Re: [PATCH v2 0/7] Final optimization batch (#15): use memory pools

Jeff King <peff@xxxxxxxx> · Thu, 29 Jul 2021 12:20:12 -0400

On Thu, Jul 29, 2021 at 03:58:34AM +0000, Elijah Newren via GitGitGadget wrote:

> This series is more about strmaps & memory pools than merge logic. CC'ing
> Peff since he reviewed the strmap work[1], and that work included a number
> of decisions that specifically had this series in mind.

I haven't been following the other optimization threads very closely,
but I'll try to give my general impressions.

> === Basic Optimization idea ===
> 
> In this series, I make use of memory pools to get faster allocations and
> deallocations for many data structures that tend to all be deallocated at
> the same time anyway.
> 
> === Results ===
> 
> For the testcases mentioned in commit 557ac0350d ("merge-ort: begin
> performance work; instrument with trace2_region_* calls", 2020-10-28), the
> changes in just this series improves the performance as follows:
> 
>                      Before Series           After Series
> no-renames:      204.2  ms ±  3.0  ms    198.3 ms ±  2.9 ms
> mega-renames:      1.076 s ±  0.015 s    661.8 ms ±  5.9 ms
> just-one-mega:   364.1  ms ±  7.0  ms    264.6 ms ±  2.5 ms

Pretty good results for the mega-renames case. I do wonder how much this
matters in practice. That case is intentionally stressing the system,
though I guess it's not too far-fetched (it's mostly a big directory
rename). However, just "git checkout" across the rename already takes
more than a second. So on the one hand, 400ms isn't nothing. On the
other, I doubt anybody is likely to notice in the grand scheme of
things.

And we're paying a non-trivial cost in code complexity to do it (though
I do think you've done an admirable job of making that cost as low as
possible). Dropping the USE_MEMORY_POOL flag and just always using a
pool would make a lot of that complexity go away. I understand how it
makes leak hunting harder, but I think simpler code would probably be
worth the tradeoff (and in a sense, there _aren't_ leaks in an
always-pool world; we're holding on to all of the memory through the
whole operation).

I assume your tests are just done using the regular glibc allocator. I
also wondered how plugging in a better allocator might fare.

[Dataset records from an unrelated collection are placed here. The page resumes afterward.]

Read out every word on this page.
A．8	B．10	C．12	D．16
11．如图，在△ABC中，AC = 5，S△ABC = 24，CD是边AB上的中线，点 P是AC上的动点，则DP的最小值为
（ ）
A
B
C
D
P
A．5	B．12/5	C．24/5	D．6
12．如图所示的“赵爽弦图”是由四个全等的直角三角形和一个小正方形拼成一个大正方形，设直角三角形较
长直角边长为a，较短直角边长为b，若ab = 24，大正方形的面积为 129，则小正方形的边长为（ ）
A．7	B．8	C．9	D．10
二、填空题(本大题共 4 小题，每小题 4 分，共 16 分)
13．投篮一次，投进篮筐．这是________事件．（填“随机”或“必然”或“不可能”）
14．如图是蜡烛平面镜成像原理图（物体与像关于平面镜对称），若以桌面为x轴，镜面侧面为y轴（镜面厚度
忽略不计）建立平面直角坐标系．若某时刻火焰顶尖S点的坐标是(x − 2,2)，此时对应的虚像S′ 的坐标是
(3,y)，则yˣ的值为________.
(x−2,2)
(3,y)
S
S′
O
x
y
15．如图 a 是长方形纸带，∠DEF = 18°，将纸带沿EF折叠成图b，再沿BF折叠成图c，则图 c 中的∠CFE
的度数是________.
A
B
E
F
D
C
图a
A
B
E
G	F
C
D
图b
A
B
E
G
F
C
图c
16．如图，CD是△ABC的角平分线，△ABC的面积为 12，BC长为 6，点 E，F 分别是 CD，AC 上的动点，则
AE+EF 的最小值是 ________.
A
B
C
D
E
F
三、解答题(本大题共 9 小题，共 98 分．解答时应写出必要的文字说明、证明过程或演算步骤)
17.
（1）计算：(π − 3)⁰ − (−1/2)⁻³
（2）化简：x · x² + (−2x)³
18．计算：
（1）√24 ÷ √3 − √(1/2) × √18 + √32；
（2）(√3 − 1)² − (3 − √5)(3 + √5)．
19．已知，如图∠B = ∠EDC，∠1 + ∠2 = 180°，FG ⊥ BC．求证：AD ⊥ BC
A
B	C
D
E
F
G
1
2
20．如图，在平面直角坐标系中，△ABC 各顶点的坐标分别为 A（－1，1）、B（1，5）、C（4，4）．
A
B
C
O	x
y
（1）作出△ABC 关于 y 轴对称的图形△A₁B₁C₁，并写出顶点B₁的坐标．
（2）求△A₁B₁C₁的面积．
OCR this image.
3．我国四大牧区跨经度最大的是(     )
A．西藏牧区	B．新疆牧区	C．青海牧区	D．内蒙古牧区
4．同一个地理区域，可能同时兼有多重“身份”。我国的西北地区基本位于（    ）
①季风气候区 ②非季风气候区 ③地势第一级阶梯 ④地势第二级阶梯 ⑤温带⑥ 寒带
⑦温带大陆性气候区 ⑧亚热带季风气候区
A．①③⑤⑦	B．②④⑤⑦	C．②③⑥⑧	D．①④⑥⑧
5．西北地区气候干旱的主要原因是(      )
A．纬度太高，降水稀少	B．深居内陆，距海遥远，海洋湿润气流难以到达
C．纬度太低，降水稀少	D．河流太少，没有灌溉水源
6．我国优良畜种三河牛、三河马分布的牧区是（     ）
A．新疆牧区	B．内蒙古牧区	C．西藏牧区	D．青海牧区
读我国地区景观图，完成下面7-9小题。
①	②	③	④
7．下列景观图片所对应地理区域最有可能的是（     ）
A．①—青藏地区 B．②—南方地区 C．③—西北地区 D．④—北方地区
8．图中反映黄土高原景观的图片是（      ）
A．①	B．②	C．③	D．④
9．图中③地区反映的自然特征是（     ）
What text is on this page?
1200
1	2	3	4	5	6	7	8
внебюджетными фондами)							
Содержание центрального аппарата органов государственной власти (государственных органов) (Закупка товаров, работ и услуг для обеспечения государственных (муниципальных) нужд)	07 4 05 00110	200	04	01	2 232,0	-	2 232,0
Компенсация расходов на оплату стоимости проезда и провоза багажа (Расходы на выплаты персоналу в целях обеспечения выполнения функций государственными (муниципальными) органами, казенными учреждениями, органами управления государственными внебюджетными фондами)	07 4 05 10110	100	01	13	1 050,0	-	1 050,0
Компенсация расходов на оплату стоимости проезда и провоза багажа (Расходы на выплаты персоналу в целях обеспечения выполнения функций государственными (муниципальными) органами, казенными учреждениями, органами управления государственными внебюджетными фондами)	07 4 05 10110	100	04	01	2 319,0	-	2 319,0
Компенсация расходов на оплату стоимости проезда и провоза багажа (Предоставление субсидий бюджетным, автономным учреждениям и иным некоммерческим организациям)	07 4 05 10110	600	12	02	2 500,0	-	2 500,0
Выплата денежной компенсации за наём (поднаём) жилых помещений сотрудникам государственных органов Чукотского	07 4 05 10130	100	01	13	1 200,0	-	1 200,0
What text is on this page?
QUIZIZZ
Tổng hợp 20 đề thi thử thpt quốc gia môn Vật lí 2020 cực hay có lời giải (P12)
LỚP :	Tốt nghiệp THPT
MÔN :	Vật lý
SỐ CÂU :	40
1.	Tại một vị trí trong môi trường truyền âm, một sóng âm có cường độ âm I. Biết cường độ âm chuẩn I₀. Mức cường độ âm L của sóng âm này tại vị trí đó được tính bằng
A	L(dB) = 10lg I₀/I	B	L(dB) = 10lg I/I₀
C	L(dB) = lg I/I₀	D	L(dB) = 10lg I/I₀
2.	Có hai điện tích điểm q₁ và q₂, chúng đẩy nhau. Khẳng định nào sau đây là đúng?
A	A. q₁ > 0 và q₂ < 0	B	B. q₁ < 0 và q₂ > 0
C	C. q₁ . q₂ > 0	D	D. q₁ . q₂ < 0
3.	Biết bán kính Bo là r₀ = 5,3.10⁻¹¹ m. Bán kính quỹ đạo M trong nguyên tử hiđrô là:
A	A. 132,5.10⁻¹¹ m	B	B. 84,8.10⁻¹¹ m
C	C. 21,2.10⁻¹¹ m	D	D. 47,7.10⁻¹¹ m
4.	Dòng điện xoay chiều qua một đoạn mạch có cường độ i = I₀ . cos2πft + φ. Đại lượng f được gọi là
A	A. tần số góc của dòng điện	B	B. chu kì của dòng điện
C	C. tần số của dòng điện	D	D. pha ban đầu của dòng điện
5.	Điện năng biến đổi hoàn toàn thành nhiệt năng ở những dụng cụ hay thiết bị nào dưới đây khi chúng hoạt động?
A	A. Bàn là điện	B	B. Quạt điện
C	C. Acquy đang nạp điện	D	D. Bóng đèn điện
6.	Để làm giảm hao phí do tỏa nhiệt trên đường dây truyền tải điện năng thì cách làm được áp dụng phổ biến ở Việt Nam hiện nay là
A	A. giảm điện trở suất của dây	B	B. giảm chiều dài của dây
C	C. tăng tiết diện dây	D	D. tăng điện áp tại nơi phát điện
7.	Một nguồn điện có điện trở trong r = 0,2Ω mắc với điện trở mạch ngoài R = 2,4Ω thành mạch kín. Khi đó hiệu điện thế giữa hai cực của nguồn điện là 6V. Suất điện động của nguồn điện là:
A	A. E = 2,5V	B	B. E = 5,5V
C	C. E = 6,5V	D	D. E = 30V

Here are
timings I did of your mega-renames case with three binaries: one built
with USE_MEMORY_POOL set to 0, one with it set to 1, and one with it set
to 0 but adding "-ltcmalloc" to EXTLIBS via config.mak.

  $ hyperfine \
      -p 'git checkout hwmon-updates &&
          git reset --hard fd8bdb23b91876ac1e624337bb88dc1dcc21d67e &&
          git checkout 5.4-renames^0' \
      -L version nopool,pool,tcmalloc \
      './test-tool.{version} fast-rebase --onto HEAD base hwmon-updates'

  Benchmark #1: ./test-tool.nopool fast-rebase --onto HEAD base hwmon-updates
    Time (mean ± σ):     921.1 ms ± 146.0 ms    [User: 843.0 ms, System: 77.5 ms]
    Range (min … max):   660.9 ms … 1112.2 ms    10 runs

  Benchmark #2: ./test-tool.pool fast-rebase --onto HEAD base hwmon-updates
    Time (mean ± σ):     635.4 ms ± 125.5 ms    [User: 563.7 ms, System: 71.3 ms]
    Range (min … max):   496.8 ms … 856.7 ms    10 runs

  Benchmark #3: ./test-tool.tcmalloc fast-rebase --onto HEAD base hwmon-updates
    Time (mean ± σ):     727.3 ms ± 139.9 ms    [User: 654.1 ms, System: 72.9 ms]
    Range (min … max):   476.3 ms … 900.5 ms    10 runs

  Summary
    './test-tool.pool fast-rebase --onto HEAD base hwmon-updates' ran
      1.14 ± 0.32 times faster than './test-tool.tcmalloc fast-rebase --onto HEAD base hwmon-updates'
      1.45 ± 0.37 times faster than './test-tool.nopool fast-rebase --onto HEAD base hwmon-updates'

The pool allocator does come out ahead when comparing means, but the
improvement is within the noise (and the fastest run was actually with
tcmalloc).

I was also curious about peak heap usage. According to massif, the pool
version peaks at ~800k extra (out of 82MB), which is negligible. Plus it
has fewer overall allocations, so it seems to actually save 4-5MB in
malloc overhead (though I would imagine that varies between allocators;
I'm just going from massif numbers here).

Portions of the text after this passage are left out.